I've pretty much reviewed all their stuff at Punknews and I've really been impressed by the band's growth. In sharing their music to a LOT of friends, I've heard a lot of comparisons -- Spanish Love Songs is the latest, but prior, it's been some PUP, The Gaslight Anthem, Typesetter and heck, even The Wonder Years. The one stands head and shoulders above the rest though is the Menzingers, and honestly Salvation feels like I'm listening to the old and new era... especially throwing nods to last year's After The Party.

This Ontario gem throws the entire kitchen sink at you here with big hooks, swelling choruses and a bunch of shoutalong rock and roll anthems.
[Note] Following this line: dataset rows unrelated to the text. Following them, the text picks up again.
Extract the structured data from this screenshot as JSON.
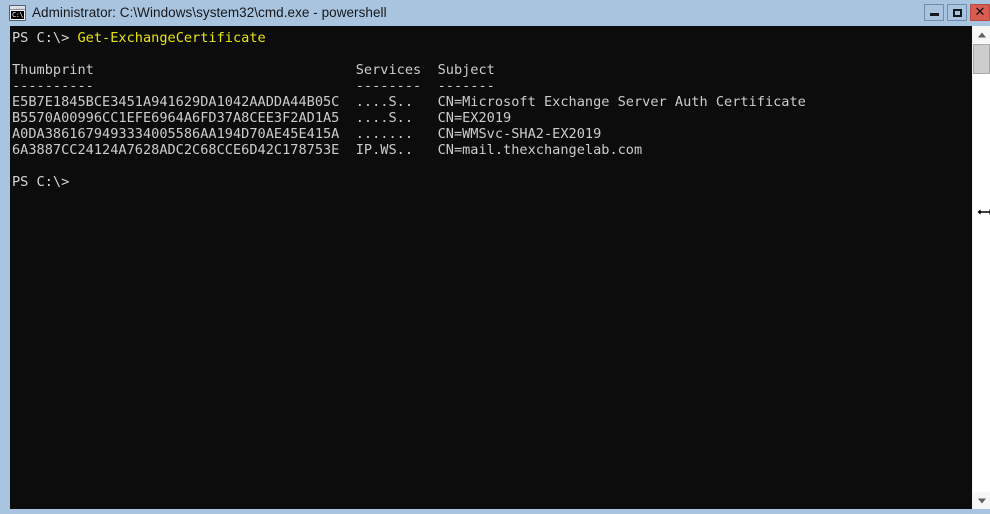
{
  "window": {
    "title": "Administrator: C:\\Windows\\system32\\cmd.exe - powershell",
    "icon_label": "C:\\",
    "controls": {
      "minimize": "–",
      "maximize": "□",
      "close": "✕"
    },
    "colors": {
      "titlebar": "#a9c4de",
      "console_bg": "#0c0c0c",
      "close_button": "#d95c51",
      "prompt_text": "#d6d6d6",
      "command_text": "#e5e510"
    }
  },
  "console": {
    "prompt": "PS C:\\> ",
    "command": "Get-ExchangeCertificate",
    "blank_after_command": "",
    "table": {
      "headers": [
        "Thumbprint",
        "Services",
        "Subject"
      ],
      "separators": [
        "----------",
        "--------",
        "-------"
      ],
      "rows": [
        {
          "thumbprint": "E5B7E1845BCE3451A941629DA1042AADDA44B05C",
          "services": "....S..",
          "subject": "CN=Microsoft Exchange Server Auth Certificate"
        },
        {
          "thumbprint": "B5570A00996CC1EFE6964A6FD37A8CEE3F2AD1A5",
          "services": "....S..",
          "subject": "CN=EX2019"
        },
        {
          "thumbprint": "A0DA3861679493334005586AA194D70AE45E415A",
          "services": ".......",
          "subject": "CN=WMSvc-SHA2-EX2019"
        },
        {
          "thumbprint": "6A3887CC24124A7628ADC2C68CCE6D42C178753E",
          "services": "IP.WS..",
          "subject": "CN=mail.thexchangelab.com"
        }
      ]
    },
    "trailing_prompt": "PS C:\\>",
    "header_line": "Thumbprint                                Services  Subject",
    "separator_line": "----------                                --------  -------",
    "body_lines": [
      "E5B7E1845BCE3451A941629DA1042AADDA44B05C  ....S..   CN=Microsoft Exchange Server Auth Certificate",
      "B5570A00996CC1EFE6964A6FD37A8CEE3F2AD1A5  ....S..   CN=EX2019",
      "A0DA3861679493334005586AA194D70AE45E415A  .......   CN=WMSvc-SHA2-EX2019",
      "6A3887CC24124A7628ADC2C68CCE6D42C178753E  IP.WS..   CN=mail.thexchangelab.com"
    ]
  },
  "scrollbar": {
    "up_arrow": "▲",
    "down_arrow": "▼"
  }
}
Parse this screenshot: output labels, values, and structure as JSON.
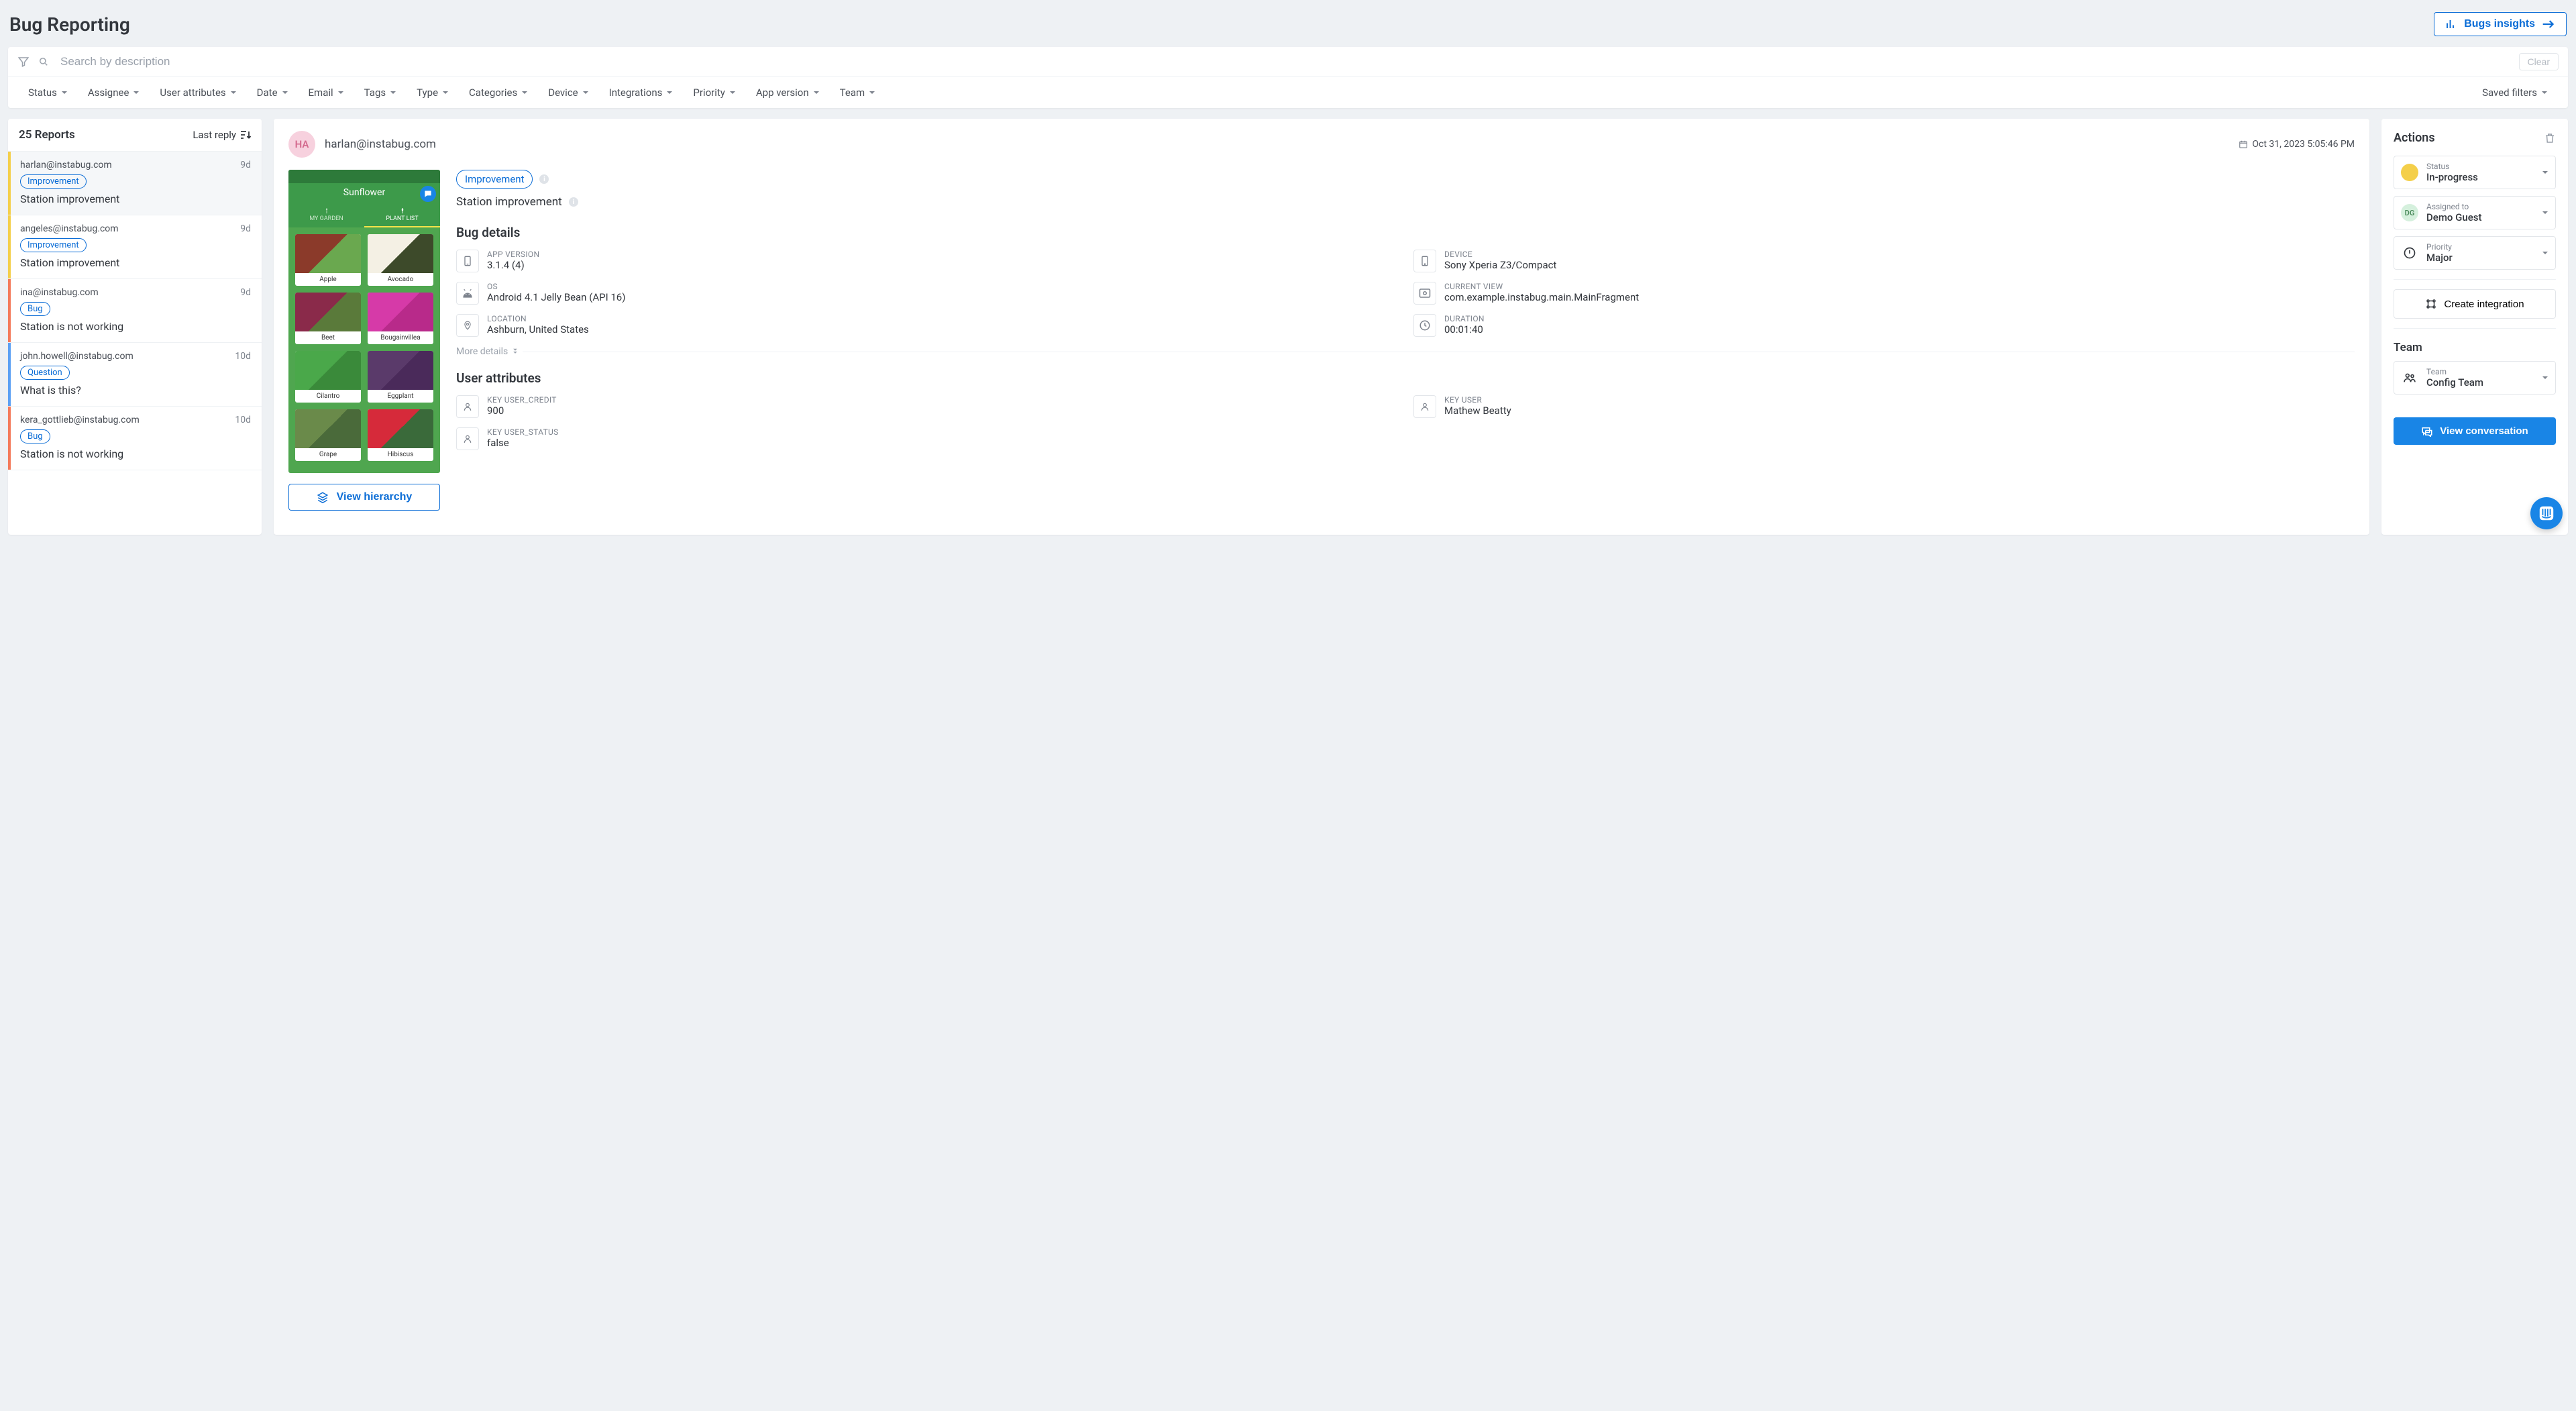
{
  "header": {
    "title": "Bug Reporting",
    "insights_label": "Bugs insights"
  },
  "search": {
    "placeholder": "Search by description",
    "clear_label": "Clear"
  },
  "filters": {
    "items": [
      "Status",
      "Assignee",
      "User attributes",
      "Date",
      "Email",
      "Tags",
      "Type",
      "Categories",
      "Device",
      "Integrations",
      "Priority",
      "App version",
      "Team"
    ],
    "saved_filters_label": "Saved filters"
  },
  "reports": {
    "count_label": "25 Reports",
    "sort_label": "Last reply",
    "items": [
      {
        "email": "harlan@instabug.com",
        "time": "9d",
        "tag": "Improvement",
        "title": "Station improvement",
        "color": "#f4cf4a",
        "selected": true
      },
      {
        "email": "angeles@instabug.com",
        "time": "9d",
        "tag": "Improvement",
        "title": "Station improvement",
        "color": "#f4cf4a",
        "selected": false
      },
      {
        "email": "ina@instabug.com",
        "time": "9d",
        "tag": "Bug",
        "title": "Station is not working",
        "color": "#f47a5a",
        "selected": false
      },
      {
        "email": "john.howell@instabug.com",
        "time": "10d",
        "tag": "Question",
        "title": "What is this?",
        "color": "#5aa0f4",
        "selected": false
      },
      {
        "email": "kera_gottlieb@instabug.com",
        "time": "10d",
        "tag": "Bug",
        "title": "Station is not working",
        "color": "#f47a5a",
        "selected": false
      }
    ]
  },
  "detail": {
    "user_initials": "HA",
    "user_email": "harlan@instabug.com",
    "timestamp": "Oct 31, 2023 5:05:46 PM",
    "type_pill": "Improvement",
    "summary": "Station improvement",
    "screenshot": {
      "app_title": "Sunflower",
      "tab1": "MY GARDEN",
      "tab2": "PLANT LIST",
      "plants": [
        {
          "name": "Apple",
          "c1": "#8b3a2a",
          "c2": "#6aa84f"
        },
        {
          "name": "Avocado",
          "c1": "#f4f0e4",
          "c2": "#3d4a2a"
        },
        {
          "name": "Beet",
          "c1": "#8a2a4a",
          "c2": "#5a7a3a"
        },
        {
          "name": "Bougainvillea",
          "c1": "#d63aa8",
          "c2": "#b82a8a"
        },
        {
          "name": "Cilantro",
          "c1": "#4aa84a",
          "c2": "#3a8a3a"
        },
        {
          "name": "Eggplant",
          "c1": "#5a3a6a",
          "c2": "#4a2a5a"
        },
        {
          "name": "Grape",
          "c1": "#6a8a4a",
          "c2": "#4a6a3a"
        },
        {
          "name": "Hibiscus",
          "c1": "#d62a3a",
          "c2": "#3a6a3a"
        }
      ]
    },
    "view_hierarchy_label": "View hierarchy",
    "bug_details_heading": "Bug details",
    "details": {
      "app_version": {
        "label": "APP VERSION",
        "value": "3.1.4 (4)"
      },
      "device": {
        "label": "DEVICE",
        "value": "Sony Xperia Z3/Compact"
      },
      "os": {
        "label": "OS",
        "value": "Android 4.1 Jelly Bean (API 16)"
      },
      "current_view": {
        "label": "CURRENT VIEW",
        "value": "com.example.instabug.main.MainFragment"
      },
      "location": {
        "label": "LOCATION",
        "value": "Ashburn, United States"
      },
      "duration": {
        "label": "DURATION",
        "value": "00:01:40"
      }
    },
    "more_details_label": "More details",
    "user_attributes_heading": "User attributes",
    "user_attrs": {
      "user_credit": {
        "label": "KEY USER_CREDIT",
        "value": "900"
      },
      "user": {
        "label": "KEY USER",
        "value": "Mathew Beatty"
      },
      "user_status": {
        "label": "KEY USER_STATUS",
        "value": "false"
      }
    }
  },
  "actions": {
    "heading": "Actions",
    "status": {
      "label": "Status",
      "value": "In-progress",
      "color": "#f4cf4a"
    },
    "assigned": {
      "label": "Assigned to",
      "value": "Demo Guest",
      "initials": "DG",
      "bg": "#d5f0dd",
      "fg": "#4a8a5a"
    },
    "priority": {
      "label": "Priority",
      "value": "Major"
    },
    "create_integration_label": "Create integration",
    "team_heading": "Team",
    "team": {
      "label": "Team",
      "value": "Config Team"
    },
    "view_conversation_label": "View conversation"
  }
}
Seriously, almost every song has that rollicking gang-vocal feel to it, kicking off with "Kamikaze Kids". Trust me when I say it sets the tone so damn well. Even when they go more aggressive on songs like "Lakeshore" and "Fairgrounds" (which runs on and on about the fire of youth), the melodies have you screaming at the top of your lungs and yes, they feel so poppy. Loud and catchy, in a nutshell... but filled with a restlessness that you connect with deeply.

In fact, The Penske File have never sounded as comprehensive or as versatile, and the vocal strength of the band roars loudly on "Spin My History" which feels like a tribute to Philly's Restorations, as well as the harmonica-driven warmth of "American Basements". Even on these soothing, poetic slow burns, it's pretty intense. As the album winds down, there's a lot of Menzingers creeping in again with "Come What May" feeling like an ode to "Midwestern States" -- acting as prologue before the poppier "Blessed Unrest". As a closer, it wraps the narrative smartly and leaves you with a Midwest-emo feeling that bands like Signals Midwest and Annabel pride themselves on. It's vulnerable yet leaves you on an optimistic note regarding tomorrow.

Truth be told, I expected Salvation to be good, but not this good. It's one of the best punk/indie/alternative albums I've heard in ages and definitely creates an aura of love, begging you to embrace and cherish these moments with the ones you love. After all, that's how we truly can find salvation, right?